3

Acara ijab kabul itu segera di mulai. Hendiko fokus menatap para penghulu dan Kiyai yang ada di depannya. Papahnya juga hadir dengan calon Ibu tirinya.

Leo sudah membawa Lingga sampai di meja ijab, dan duduk bersimpuh meghadap penghulu tepat di samping Hendiko.

Papah Hendiko cukup perhatian pada anaknya dan berbisik pelan.

"Ini bukan Anggie, siapa dia? Bukankah kamu akan menikah dengan Anggie?" tanya Papah Hendiko lirih agar tidak ada yang tahu pembicaraan rahasia mereka.

"Dia kekasihku yang sebenarnya, Anggie hanya selingkuhanku," ucap Hendiko dengan sikap tegas penuh wibawa dan serius. Wajahnya nampak datar dan sedikit gugup akan mengucap ijab kabul pagi ini.

"Cantik sekali. Papah suka, seleramu bagus," puji Papahnya dengan wajah senang.
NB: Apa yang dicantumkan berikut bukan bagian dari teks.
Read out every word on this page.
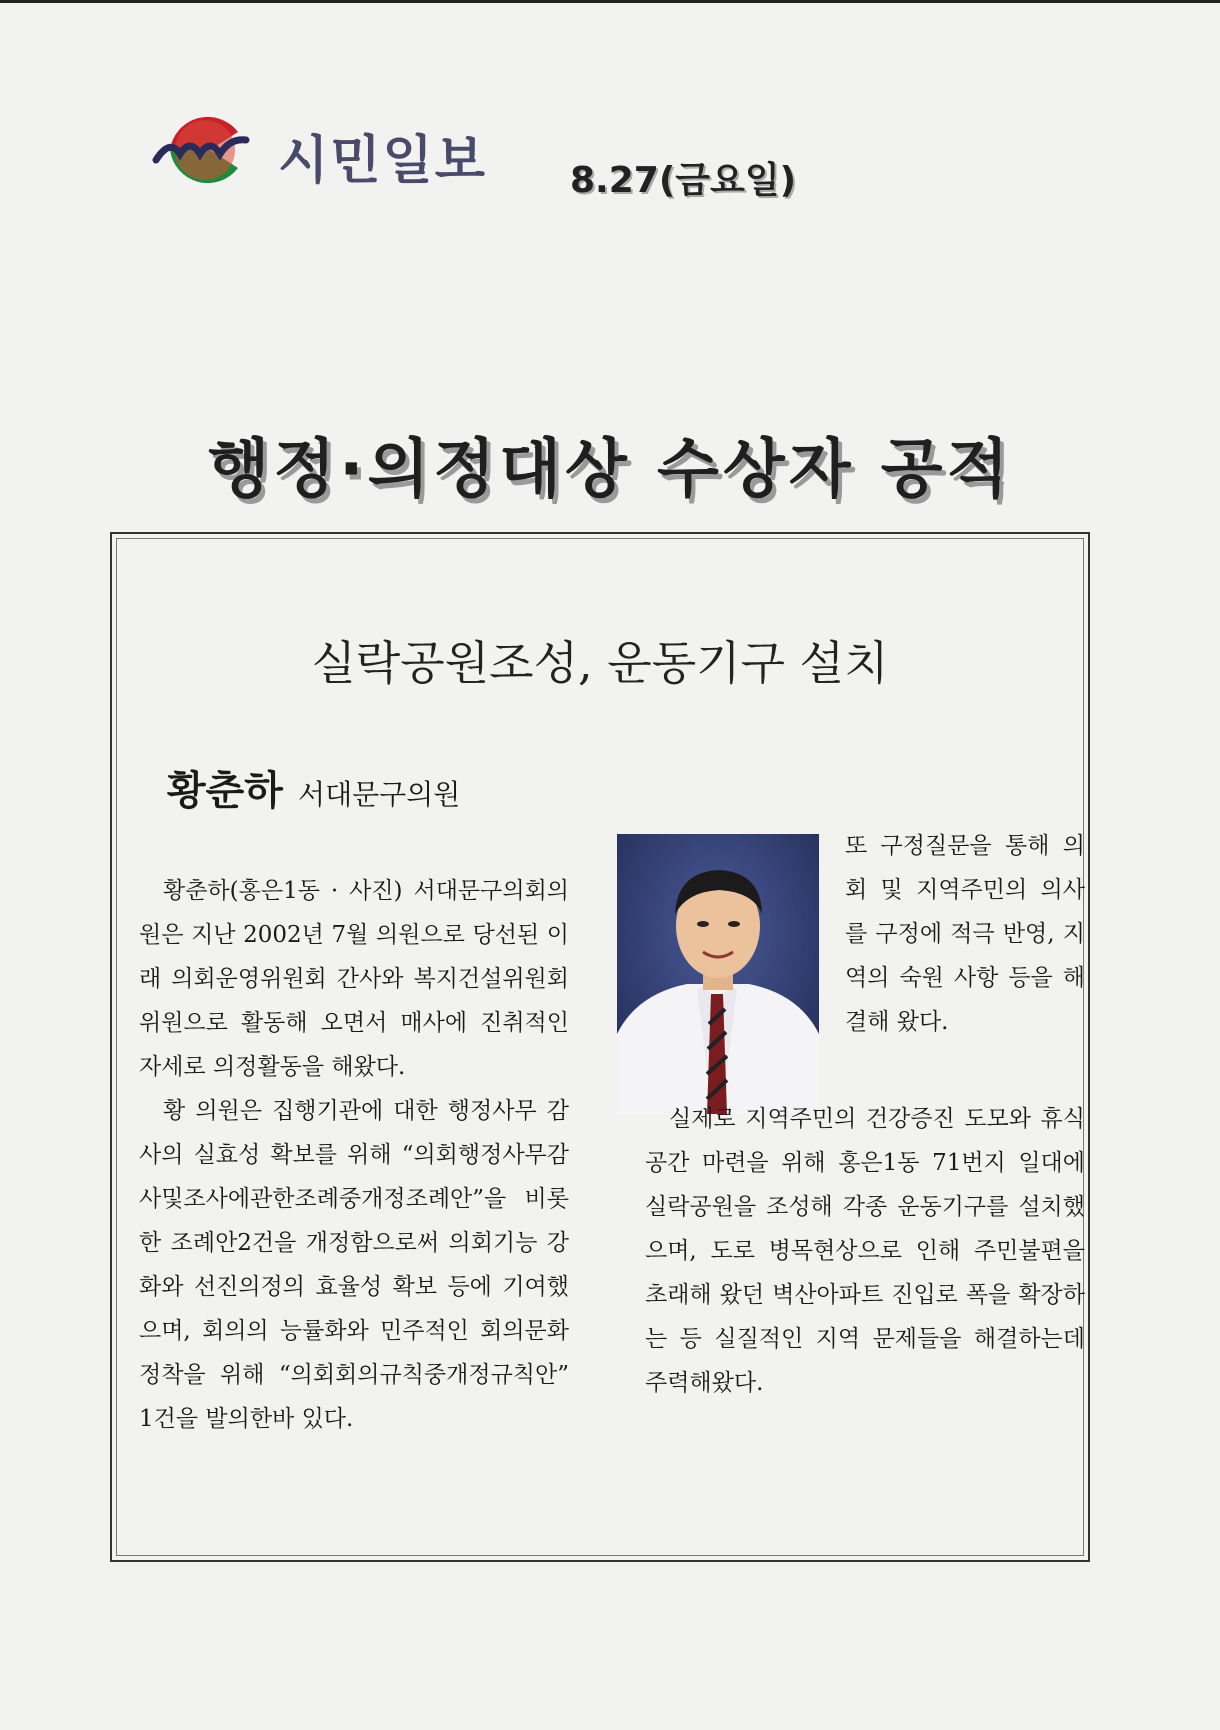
시민일보 8.27(금요일)
행정·의정대상 수상자 공적
실락공원조성, 운동기구 설치
황춘하 서대문구의원

황춘하(홍은1동 · 사진) 서대문구의회의원은 지난 2002년 7월 의원으로 당선된 이래 의회운영위원회 간사와 복지건설위원회 위원으로 활동해 오면서 매사에 진취적인 자세로 의정활동을 해왔다.

황 의원은 집행기관에 대한 행정사무 감사의 실효성 확보를 위해 “의회행정사무감사및조사에관한조례중개정조례안”을 비롯한 조례안2건을 개정함으로써 의회기능 강화와 선진의정의 효율성 확보 등에 기여했으며, 회의의 능률화와 민주적인 회의문화 정착을 위해 “의회회의규칙중개정규칙안” 1건을 발의한바 있다.

또 구정질문을 통해 의회 및 지역주민의 의사를 구정에 적극 반영, 지역의 숙원 사항 등을 해결해 왔다.

실제로 지역주민의 건강증진 도모와 휴식공간 마련을 위해 홍은1동 71번지 일대에 실락공원을 조성해 각종 운동기구를 설치했으며, 도로 병목현상으로 인해 주민불편을 초래해 왔던 벽산아파트 진입로 폭을 확장하는 등 실질적인 지역 문제들을 해결하는데 주력해왔다.
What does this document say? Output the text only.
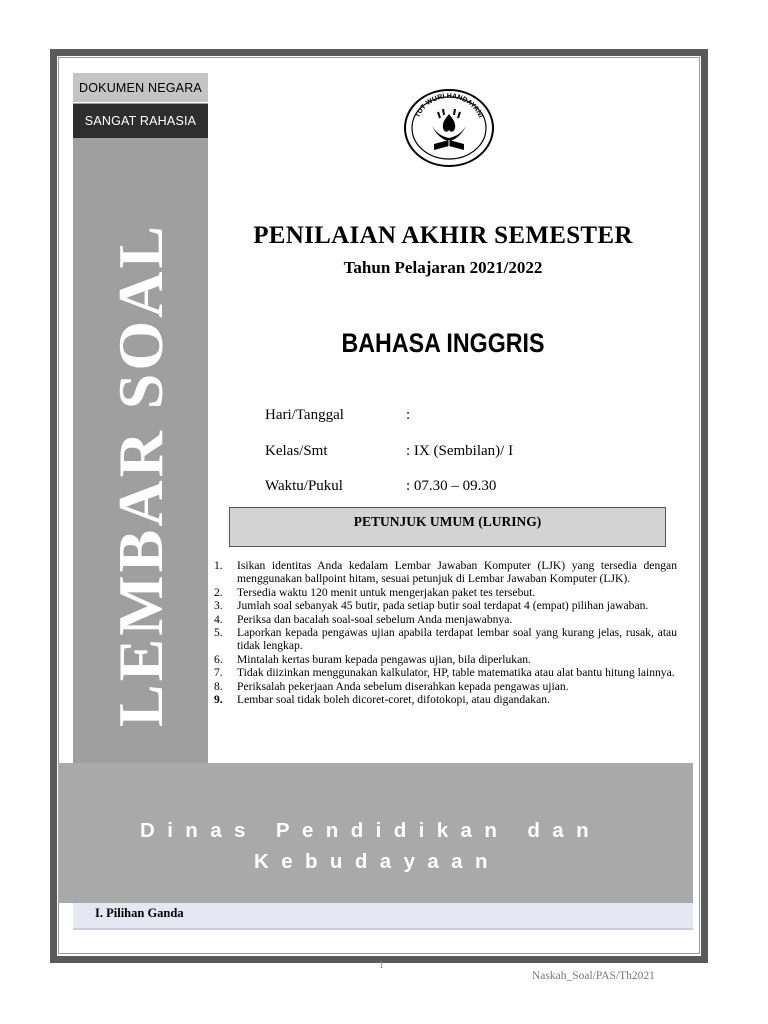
DOKUMEN NEGARA
SANGAT RAHASIA
LEMBAR SOAL
TUT WURI HANDAYANI
PENILAIAN AKHIR SEMESTER
Tahun Pelajaran 2021/2022
BAHASA INGGRIS
Hari/Tanggal	:
Kelas/Smt	: IX (Sembilan)/ I
Waktu/Pukul	: 07.30 – 09.30
PETUNJUK UMUM (LURING)
1. Isikan identitas Anda kedalam Lembar Jawaban Komputer (LJK) yang tersedia dengan menggunakan ballpoint hitam, sesuai petunjuk di Lembar Jawaban Komputer (LJK).
2. Tersedia waktu 120 menit untuk mengerjakan paket tes tersebut.
3. Jumlah soal sebanyak 45 butir, pada setiap butir soal terdapat 4 (empat) pilihan jawaban.
4. Periksa dan bacalah soal-soal sebelum Anda menjawabnya.
5. Laporkan kepada pengawas ujian apabila terdapat lembar soal yang kurang jelas, rusak, atau tidak lengkap.
6. Mintalah kertas buram kepada pengawas ujian, bila diperlukan.
7. Tidak diizinkan menggunakan kalkulator, HP, table matematika atau alat bantu hitung lainnya.
8. Periksalah pekerjaan Anda sebelum diserahkan kepada pengawas ujian.
9. Lembar soal tidak boleh dicoret-coret, difotokopi, atau digandakan.
Dinas Pendidikan dan
Kebudayaan
I. Pilihan Ganda
1
Naskah_Soal/PAS/Th2021
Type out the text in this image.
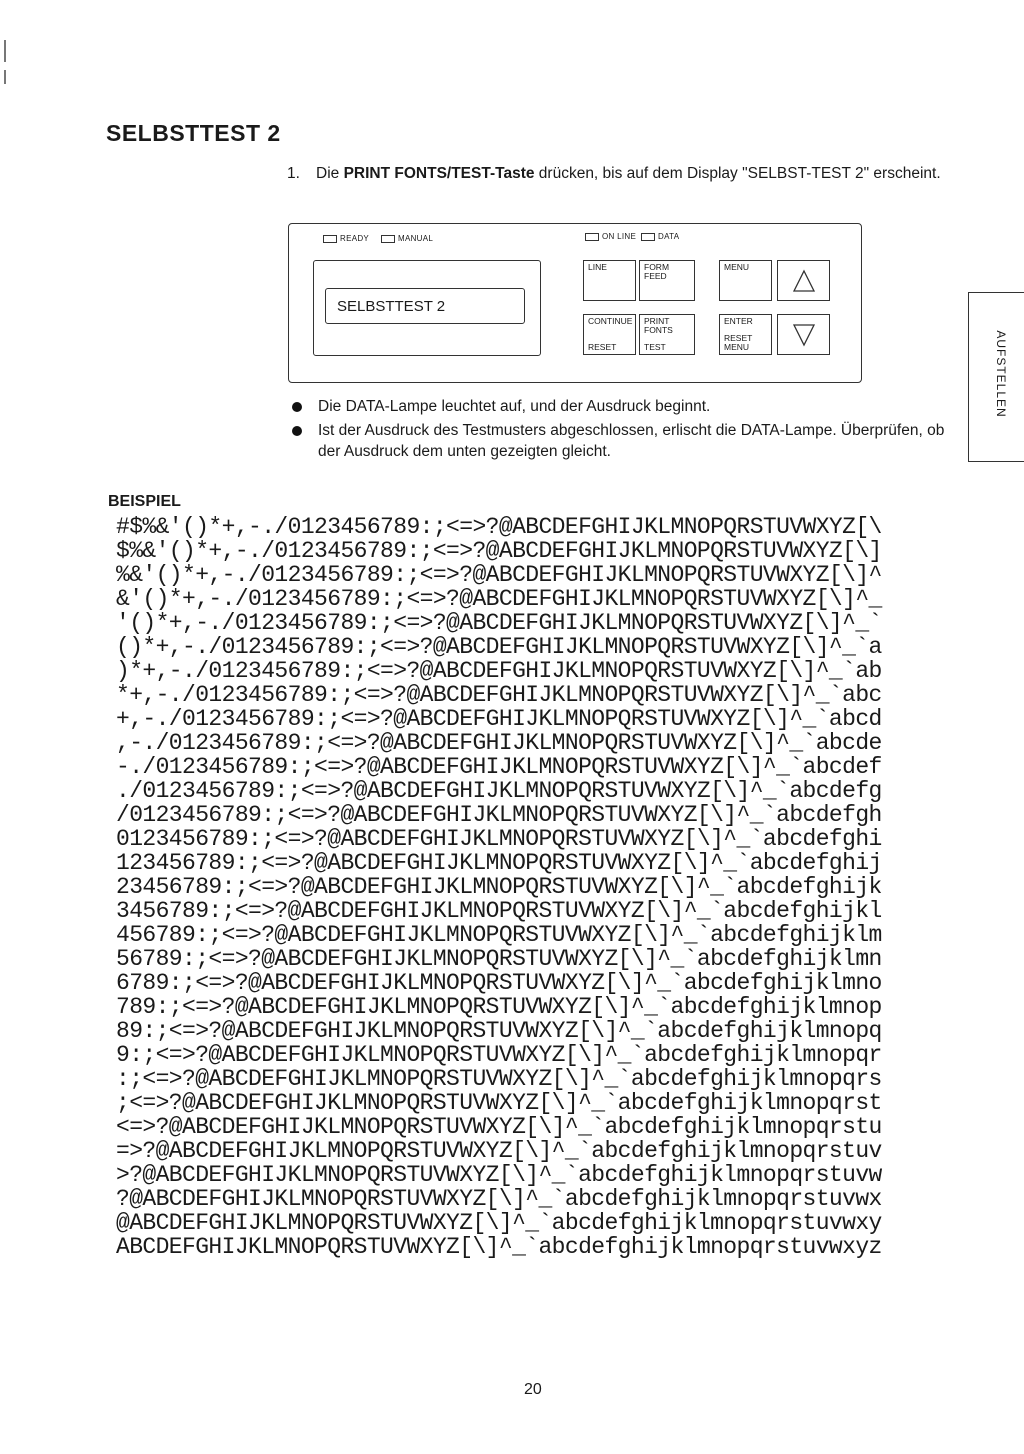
SELBSTTEST 2
1. Die PRINT FONTS/TEST-Taste drücken, bis auf dem Display "SELBST-TEST 2" erscheint.
READY	MANUAL	ON LINE	DATA
SELBSTTEST 2
LINE	FORM FEED
MENU
CONTINUE
RESET
PRINT FONTS
TEST
ENTER
RESET MENU
Die DATA-Lampe leuchtet auf, und der Ausdruck beginnt.
Ist der Ausdruck des Testmusters abgeschlossen, erlischt die DATA-Lampe. Überprüfen, ob der Ausdruck dem unten gezeigten gleicht.
BEISPIEL
#$%&'()*+,-./0123456789:;<=>?@ABCDEFGHIJKLMNOPQRSTUVWXYZ[\
$%&'()*+,-./0123456789:;<=>?@ABCDEFGHIJKLMNOPQRSTUVWXYZ[\]
%&'()*+,-./0123456789:;<=>?@ABCDEFGHIJKLMNOPQRSTUVWXYZ[\]^
&'()*+,-./0123456789:;<=>?@ABCDEFGHIJKLMNOPQRSTUVWXYZ[\]^_
'()*+,-./0123456789:;<=>?@ABCDEFGHIJKLMNOPQRSTUVWXYZ[\]^_`
()*+,-./0123456789:;<=>?@ABCDEFGHIJKLMNOPQRSTUVWXYZ[\]^_`a
)*+,-./0123456789:;<=>?@ABCDEFGHIJKLMNOPQRSTUVWXYZ[\]^_`ab
*+,-./0123456789:;<=>?@ABCDEFGHIJKLMNOPQRSTUVWXYZ[\]^_`abc
+,-./0123456789:;<=>?@ABCDEFGHIJKLMNOPQRSTUVWXYZ[\]^_`abcd
,-./0123456789:;<=>?@ABCDEFGHIJKLMNOPQRSTUVWXYZ[\]^_`abcde
-./0123456789:;<=>?@ABCDEFGHIJKLMNOPQRSTUVWXYZ[\]^_`abcdef
./0123456789:;<=>?@ABCDEFGHIJKLMNOPQRSTUVWXYZ[\]^_`abcdefg
/0123456789:;<=>?@ABCDEFGHIJKLMNOPQRSTUVWXYZ[\]^_`abcdefgh
0123456789:;<=>?@ABCDEFGHIJKLMNOPQRSTUVWXYZ[\]^_`abcdefghi
123456789:;<=>?@ABCDEFGHIJKLMNOPQRSTUVWXYZ[\]^_`abcdefghij
23456789:;<=>?@ABCDEFGHIJKLMNOPQRSTUVWXYZ[\]^_`abcdefghijk
3456789:;<=>?@ABCDEFGHIJKLMNOPQRSTUVWXYZ[\]^_`abcdefghijkl
456789:;<=>?@ABCDEFGHIJKLMNOPQRSTUVWXYZ[\]^_`abcdefghijklm
56789:;<=>?@ABCDEFGHIJKLMNOPQRSTUVWXYZ[\]^_`abcdefghijklmn
6789:;<=>?@ABCDEFGHIJKLMNOPQRSTUVWXYZ[\]^_`abcdefghijklmno
789:;<=>?@ABCDEFGHIJKLMNOPQRSTUVWXYZ[\]^_`abcdefghijklmnop
89:;<=>?@ABCDEFGHIJKLMNOPQRSTUVWXYZ[\]^_`abcdefghijklmnopq
9:;<=>?@ABCDEFGHIJKLMNOPQRSTUVWXYZ[\]^_`abcdefghijklmnopqr
:;<=>?@ABCDEFGHIJKLMNOPQRSTUVWXYZ[\]^_`abcdefghijklmnopqrs
;<=>?@ABCDEFGHIJKLMNOPQRSTUVWXYZ[\]^_`abcdefghijklmnopqrst
<=>?@ABCDEFGHIJKLMNOPQRSTUVWXYZ[\]^_`abcdefghijklmnopqrstu
=>?@ABCDEFGHIJKLMNOPQRSTUVWXYZ[\]^_`abcdefghijklmnopqrstuv
>?@ABCDEFGHIJKLMNOPQRSTUVWXYZ[\]^_`abcdefghijklmnopqrstuvw
?@ABCDEFGHIJKLMNOPQRSTUVWXYZ[\]^_`abcdefghijklmnopqrstuvwx
@ABCDEFGHIJKLMNOPQRSTUVWXYZ[\]^_`abcdefghijklmnopqrstuvwxy
ABCDEFGHIJKLMNOPQRSTUVWXYZ[\]^_`abcdefghijklmnopqrstuvwxyz
AUFSTELLEN
20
Papah Hendiko memang tak pernah merestuai hubungannya dengan Anggie, entah apa alasannya Papah Hendiko tidak pernah mengungkap itu semua. Tapi Papah Hendiko memiliki selera wanita yang cukup baik, kalau ia bilang cantik, tentu wanita itu luar biasa mempesona.

Hendiko melirik ke arah Lingga, yang benar -benar terlihat cantik sekali. Berbeda dengan Lingga yang ia temui tadi pagi. Wajahnya kucel dan kusut, serta rambutnya hanya di kuncir asal seperti ekor kuda. Tidak lupa topi kusam yang selalu emnemani Lingga saat mengukur jalanan kota itu untuk mencari sesuap nasi.

Saking takjub dan kagum pada gadis yang duduk di sebelahnya. Penghulu itu berdehem denagn suara keras.

"Ekhemmm ... Bisa kita mulai sekarang?" tanya penghulu itu dengan suara yang agak keras untuk membuyarkan lamunan Hendiko.

Papah Hendiko ikut menyikut lengan Hendiko dan mengedipkan satu matanya untuk fokus kembali ke depan. Lingga yang sibuk kesulitan dengan cara duduknya dan merapikan kebayanya tidak tahu di amati begitu lekat oleh Hendiko.

Suara penghulu itu telah membuyarkan lamunan Hendiko dan kembali fokus menatap penghulu untuk memulai segera acara ijab kabul itu.

"Kita mulai sekarang," tenya penghulu itu memastikan.

"Siap," jawab Hendiko lantang.

Hendiko nampak gugup sekali, ia menarik napas dalam dan perlahan di hembuskan agar tetap tenang.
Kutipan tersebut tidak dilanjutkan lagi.